President Bush has signed into law a bill to continue the federal terrorism insurance program for two years. The program had been set to expire Dec. 31.
The bill, which the Senate approved on Dec. 16 and the House the following day, extends the 2002 Terrorism Risk Insurance Act through December 2007, assuring that federal "backstop" coverage for major terrorism-related claims will continue. But the new measure requires insurers to pick up a larger share of the risk.
Construction, real estate and insurance industry groups had been lobbying for the extension. Martin L. DePoy, steering committee coordinator of the Coalition to Insure Against Terrorism, said the two-year continuation "is welcomed and necessary." He added, "it would have been difficult, if not impossible, for policyholders to obtain affordable terror coverage in the absence of such a program. Construction and hiring would have slowed. The nation's economic security would be in jeopardy."
The legislation increases the size of a terrorist event that activates the federal coverage from the current level of $5 million in insured claims to $50 million in 2006 and then to $100 million in 2007 The measure also hikes the amount of claims that insurers would have to cover, from 15% of premiums now, to 17.5% in 2006 and 20% of premiums in 2007.

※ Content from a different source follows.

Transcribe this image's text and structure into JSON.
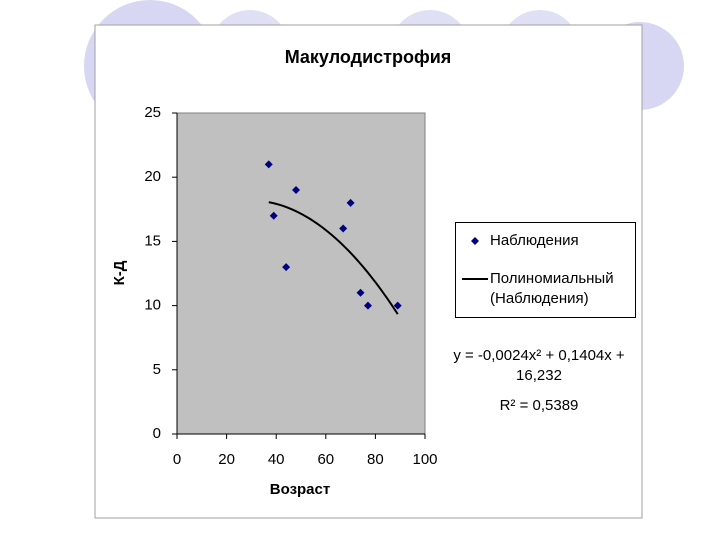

Moreover, the legislation eliminates some insurance lines from potential backstop coverage, including commercial automobiles, professional liability, burglary and theft, surety, multiple peril and farm owners.
Senate banking committee Chairman Richard Shelby (R-Ala.) said that "it is my hope that the program will no longer be necessary when it sunsets in two years." But House Financial Services Committee Chairman Michael Oxley (R-Ohio) was more skeptical, saying that the bill "is bereft of any reforms." He said that unless a presidential working group established by the bill comes up with ideas for a long-lasting way to cover terrorism risks, "the industry will be back at the federal trough seeking yet another extension of this program; and make no mistake about it, whatever its is, Congress will respond."
The final bill represents a compromise between the Senate and House versions, but is much closer to the Senate measure. Oxley, a lead House negotiator, dropped provisions, including one that would have expanded the federal program to include group life insurance.